Économique - L'évolution de la situation financière et monétaire de la France en 1950
L’année 1950 a vu la fin de la période de reconstruction et de liquidation des conséquences de la seconde guerre mondiale. Non pas, certes, que toutes ces conséquences aient été entièrement résorbées, mais le déclenchement de la guerre de Corée, le 25 juin, a contraint tous les pays du monde à réentreprendre un effort d’armement indispensable en présence d’une grave menace d’agression. Aussi l’année 1950 peut-elle être séparée en deux phases, de durée à peu près égale : au cours du premier semestre, l’œuvre de stabilisation économique et monétaire, la suppression des derniers contrôles de pénurie, se poursuivent. À partir du mois de juillet, au contraire, se pose le problème du retour, aussi rapide que possible, à une économie de puissance, sans toutefois qu’on accepte de remettre en cause la stabilisation acquise après plusieurs années d’efforts.

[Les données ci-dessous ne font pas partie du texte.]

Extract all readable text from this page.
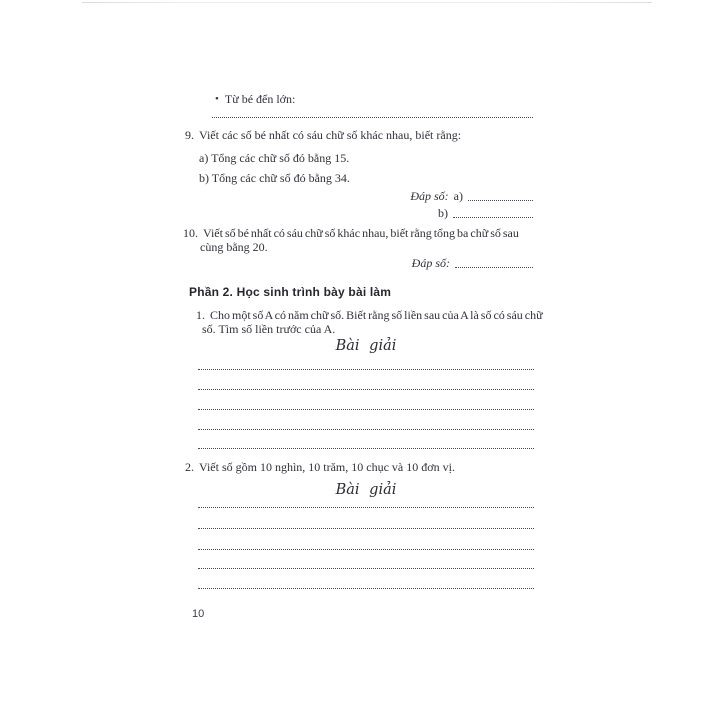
• Từ bé đến lớn:
9. Viết các số bé nhất có sáu chữ số khác nhau, biết rằng:
a) Tổng các chữ số đó bằng 15.
b) Tổng các chữ số đó bằng 34.
Đáp số: a)
b)
10. Viết số bé nhất có sáu chữ số khác nhau, biết rằng tổng ba chữ số sau
cùng bằng 20.
Đáp số:
Phần 2. Học sinh trình bày bài làm
1. Cho một số A có năm chữ số. Biết rằng số liền sau của A là số có sáu chữ
số. Tìm số liền trước của A.
Bài giải
2. Viết số gồm 10 nghìn, 10 trăm, 10 chục và 10 đơn vị.
Bài giải
10
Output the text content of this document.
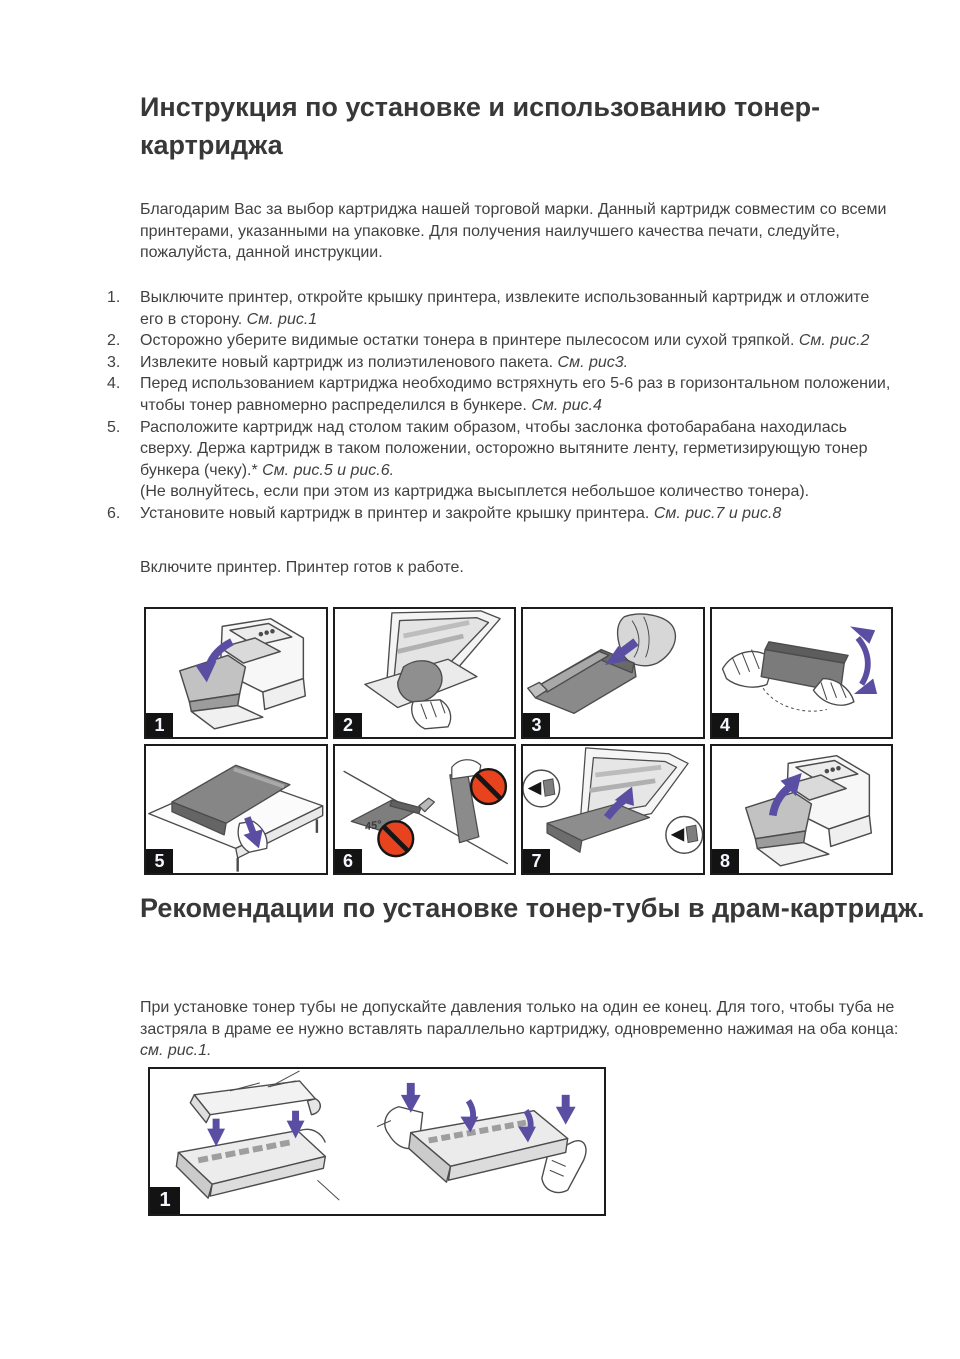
Инструкция по установке и использованию тонер-картриджа

Благодарим Вас за выбор картриджа нашей торговой марки. Данный картридж совместим со всеми принтерами, указанными на упаковке. Для получения наилучшего качества печати, следуйте, пожалуйста, данной инструкции.

1.	Выключите принтер, откройте крышку принтера, извлеките использованный картридж и отложите его в сторону. См. рис.1
2.	Осторожно уберите видимые остатки тонера в принтере пылесосом или сухой тряпкой. См. рис.2
3.	Извлеките новый картридж из полиэтиленового пакета. См. рис3.
4.	Перед использованием картриджа необходимо встряхнуть его 5-6 раз в горизонтальном положении, чтобы тонер равномерно распределился в бункере. См. рис.4
5.	Расположите картридж над столом таким образом, чтобы заслонка фотобарабана находилась сверху. Держа картридж в таком положении, осторожно вытяните ленту, герметизирующую тонер бункера (чеку).* См. рис.5 и рис.6.
(Не волнуйтесь, если при этом из картриджа высыплется небольшое количество тонера).
6.	Установите новый картридж в принтер и закройте крышку принтера. См. рис.7 и рис.8

Включите принтер. Принтер готов к работе.

1	2	3	4
5
45°
6	7	8
Рекомендации по установке тонер-тубы в драм-картридж.

При установке тонер тубы не допускайте давления только на один ее конец. Для того, чтобы туба не застряла в драме ее нужно вставлять параллельно картриджу, одновременно нажимая на оба конца: см. рис.1.

1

En ce qui concerne les finances publiques, la loi du 31 janvier 1950 avait fixé les dépenses à 2 217 milliards (compte tenu de 20 Mds d’économies à réaliser) et les recettes à un chiffre égal, dont 130 Mds à fournir par l’emprunt intérieur à long terme. En outre, la Trésorerie devait couvrir au moyen de ses ressources propres le solde déficitaire laissé par les opérations des comptes spéciaux du Trésor (80 Mds).

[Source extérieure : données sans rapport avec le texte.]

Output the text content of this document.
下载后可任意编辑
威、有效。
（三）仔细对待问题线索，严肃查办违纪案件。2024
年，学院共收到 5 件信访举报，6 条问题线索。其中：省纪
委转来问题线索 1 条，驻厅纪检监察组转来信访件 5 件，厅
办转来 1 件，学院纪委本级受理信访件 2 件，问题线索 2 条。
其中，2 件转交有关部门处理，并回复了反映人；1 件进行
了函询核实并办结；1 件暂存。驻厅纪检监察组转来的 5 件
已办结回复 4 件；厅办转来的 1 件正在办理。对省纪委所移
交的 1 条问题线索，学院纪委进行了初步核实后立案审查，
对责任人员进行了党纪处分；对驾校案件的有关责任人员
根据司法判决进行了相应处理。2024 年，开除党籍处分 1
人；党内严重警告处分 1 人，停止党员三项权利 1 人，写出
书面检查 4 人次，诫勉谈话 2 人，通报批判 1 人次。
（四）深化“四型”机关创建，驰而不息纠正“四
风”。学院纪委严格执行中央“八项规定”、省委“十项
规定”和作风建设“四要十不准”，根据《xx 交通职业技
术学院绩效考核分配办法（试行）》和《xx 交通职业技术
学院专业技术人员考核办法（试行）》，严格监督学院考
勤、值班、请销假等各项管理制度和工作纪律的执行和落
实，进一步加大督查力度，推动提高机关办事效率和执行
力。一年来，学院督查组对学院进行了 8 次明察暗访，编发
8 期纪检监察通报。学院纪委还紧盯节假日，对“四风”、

En pratique, les économies réalisées ont atteint 4,9 Mds au lieu des 20 prévus, et 5,4 Mds de crédits supplémentaires ont été ouverts. De plus, les opérations militaires en Indochine et le retard apporté à l’assainissement de la gestion de la SNCF ont entraîné des dépassements de crédits atteignant quelque 75 Mds, de sorte que l’ensemble des dépenses publiques aura dépassé, en 1950, le chiffre de 2 300 Mds.